One is exploring the coyote’s home ranges and survival rates of urban and suburban animals with their rural counterparts.

Meanwhile, another student is investigating the animal’s reproductive capacity within the urban and suburban environment, especially differences in the number of coyote pups as well as weaning and dispersal compared with coyotes in rural locations.

A third student arguably has the most thankless job of the three. She will be analyzing stomach contents of road-killed coyotes in an effort to determine how the food habits of urban coyotes differ from their rural counterparts.

And if that isn’t unpleasant enough work, she also will spend time on the roadside looking for coyote scat — wildlife parlance for common, everyday poop.

Armstrong says the three-pronged research findings will help fill in some voids in ongoing coyote research efforts.

For his part, Armstrong believes the findings ultimately will confirm what he’s suspected all along — that coyotes have undergone significant adaptation to survive in the urban environment.

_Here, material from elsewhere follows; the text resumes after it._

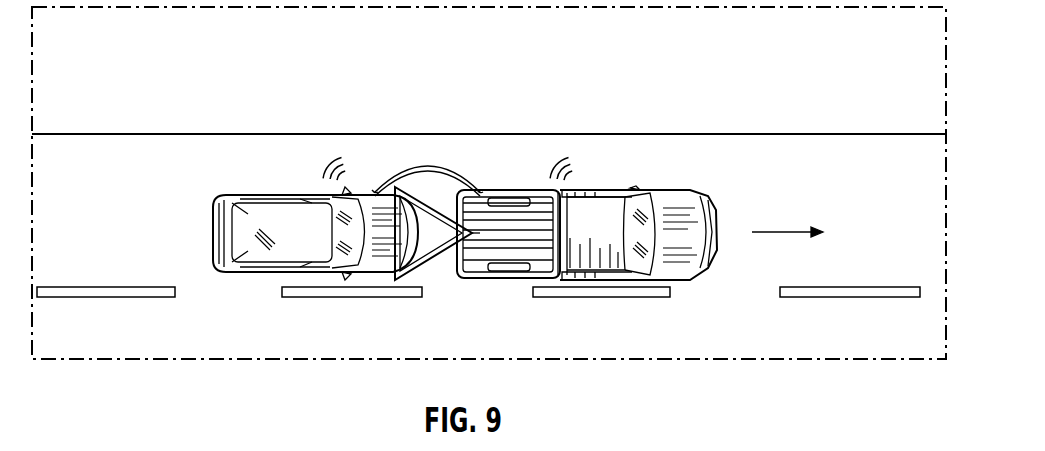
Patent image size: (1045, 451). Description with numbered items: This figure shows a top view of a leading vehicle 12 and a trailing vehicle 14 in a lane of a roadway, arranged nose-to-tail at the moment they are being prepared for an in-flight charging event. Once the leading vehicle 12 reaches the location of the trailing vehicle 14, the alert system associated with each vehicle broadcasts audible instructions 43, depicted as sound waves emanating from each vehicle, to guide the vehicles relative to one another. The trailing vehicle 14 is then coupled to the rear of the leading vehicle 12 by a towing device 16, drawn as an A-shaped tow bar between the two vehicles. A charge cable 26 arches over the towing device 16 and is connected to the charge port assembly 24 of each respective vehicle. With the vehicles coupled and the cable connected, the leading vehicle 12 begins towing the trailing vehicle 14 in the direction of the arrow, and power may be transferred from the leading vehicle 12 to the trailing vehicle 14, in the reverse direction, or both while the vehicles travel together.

He hopes that the study will help biologists better understand how coyotes are altering their eating habits to survive in this environment, possibly by exchanging a longstanding preference for rabbits, rodents and grasshoppers for other sources of food, including dogs and cats.

Yet, while the study is likely to teach wildlife biologists a lot about the animals and possibly how to minimize human-coyote conflicts in urban and suburban areas, Armstrong says there is no chance whatsoever that coyotes will entirely give up their city slicking ways.

He describes the coyote as a “total survivor” capable of weathering virtually any type of adversity.

Like it or not, they are here to stay, he says.

“When the last person on earth is dead, there will be cockroaches, but I would advise these cockroaches to look over their shoulders, because the coyote will be close behind.”